I couldn’t help but think that the two or three hundred people in that room are the vanguard of a religious remnant, clinging to a belief system scorned by the secular world around us, and watching each subsequent generation slip away from the moorings of faith that have held our generations hard to the tiller of the ship of state.

In the last analysis, religion is all about dying and death. Belief in a life hereafter has been the bulwark of western civilization. Judgment Day is the visualization of human conscience. Saint Peter at the pearly gates is the allegory of our moral compass.

Pope Francis is coming to the United States. Our President will pay him the dubious respect of seating him at table with a roomful of theological dissenters, sexual adventurers, and pontifical naysayers.

Jesus Christ washed the feet of sinners and silently suffered the spit of his tormenters. Francis will do the same. The ridicule, shame, disgrace and blood of martyrs have always been the seeds of Christianity.

Secularists may mock us, ISIS may behead us, but Jesus Christ will be with us until the end of time. Christianity will rise again. And again. And again. 


Thursday, September 17, 2015


Politics being a principal source of entertainment for people of my age, I tuned in to the Republic debates last night. There were several quite stellar performances: Christie, Rubio, Fiorina all scored points.

I was, of course, disappointed that so little attention was given to the Constitution of the United States. I did hear the Tenth Amendment mentioned once, but that was about it.

Of particular interest to me was the discussion about the minimum wage. Ben Carson made the most memorable comment on the subject. He not only favors raising the minimum wage; he would index it for inflation. In addition, he would favor a two-tiered minimum wage, with a lesser amount limited to younger workers.

Of course raising the minimum wage is rarely a plank in the Republican platform. Devotion to the free market dictates that wages are a matter of voluntary agreement between employers and employees.

Still, nobody challenged Dr. Carson, and the subject was shortly abandoned in favor of more personal bickering with Donald Trump.

Ben Carson is a good and decent man, and I am sure that his support of a higher minimum wage is motivated by genuine concern for the folks on the bottom rung of the economic ladder.

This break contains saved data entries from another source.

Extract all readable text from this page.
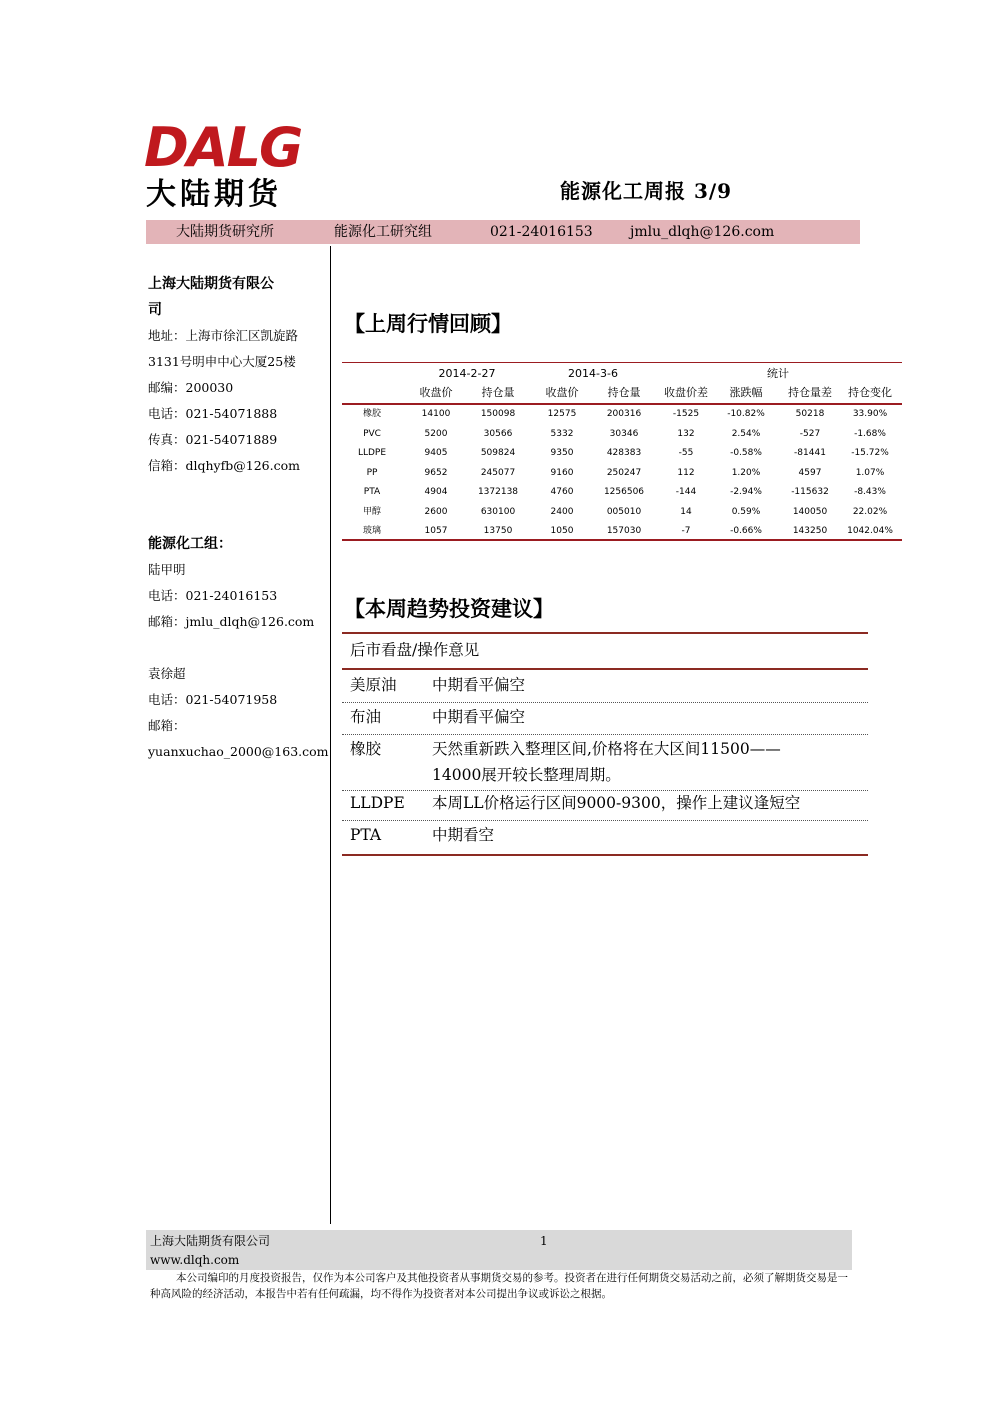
DALG
大陆期货	能源化工周报 3/9
大陆期货研究所	能源化工研究组	021-24016153	jmlu_dlqh@126.com
上海大陆期货有限公
司
地址：上海市徐汇区凯旋路
3131号明申中心大厦25楼
邮编：200030
电话：021-54071888
传真：021-54071889
信箱：dlqhyfb@126.com
能源化工组：
陆甲明
电话：021-24016153
邮箱：jmlu_dlqh@126.com
袁徐超
电话：021-54071958
邮箱：
yuanxuchao_2000@163.com
【上周行情回顾】
2014-2-27	2014-3-6	统计
收盘价	持仓量	收盘价	持仓量	收盘价差	涨跌幅	持仓量差	持仓变化
橡胶	14100	150098	12575	200316	-1525	-10.82%	50218	33.90%
PVC	5200	30566	5332	30346	132	2.54%	-527	-1.68%
LLDPE	9405	509824	9350	428383	-55	-0.58%	-81441	-15.72%
PP	9652	245077	9160	250247	112	1.20%	4597	1.07%
PTA	4904	1372138	4760	1256506	-144	-2.94%	-115632	-8.43%
甲醇	2600	630100	2400	005010	14	0.59%	140050	22.02%
玻璃	1057	13750	1050	157030	-7	-0.66%	143250	1042.04%
【本周趋势投资建议】
后市看盘/操作意见
美原油 中期看平偏空
布油	中期看平偏空
橡胶	天然重新跌入整理区间,价格将在大区间11500——
14000展开较长整理周期。
LLDPE 本周LL价格运行区间9000-9300，操作上建议逢短空
PTA	中期看空
上海大陆期货有限公司	1
www.dlqh.com
本公司编印的月度投资报告，仅作为本公司客户及其他投资者从事期货交易的参考。投资者在进行任何期货交易活动之前，必须了解期货交易是一种高风险的经济活动，本报告中若有任何疏漏，均不得作为投资者对本公司提出争议或诉讼之根据。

Still, I have to say that I was disappointed not to hear anyone suggest that the Constitution of the United States does not empower the federal government to mandate a minimum wage that all employers must pay to all employees throughout the land of the free and the home of the brave.

For what it is worth, I want to weigh in with this thought: a national minimum wage is not only unconstitutional, it is preposterously unreasonable and unfair.

The U. S. Census bureau reports that in 2009, the average wage earner in Idaho made $34,124; in Mississippi, $33,847; in Montana, $33,762 and in South Dakota, $33,352. That same year, the average worker in Massachusetts earned $56,267; in New York, $57,739; in Connecticut, $57,771; and in the District of Columbia, a whopping $77,483.

A package of cigarettes that costs $5.25 in Virginia or Missouri goes for $11.50 in Illinois and $12.55 in New York.

The two major political parties compete almost exclusively on what they claim they will do for ‘the economy.’ Bill Clinton famously coined the phrase, “It’s the Economy, stupid.”

Truthfully, what is really stupid is the tired and phony notion that the political class in Washington, D.C. has the authority and the mission to control or significantly influence the economic decisions of more than 300 million free people.

America has not one, but fifty different economies. We make our money in the States, we spend or save our money in the States. We build or buy our homes in the States, educate our children in the States. We shop and save and invest in the States.

Twenty-nine States have minimum wage laws that are higher than the federal minimum; fourteen have state minimums equal to the federal law, two states have lower minimums, and five states have no minimum wage at all.

That’s the way it is and that’s the way it should be in a Democratic Republic.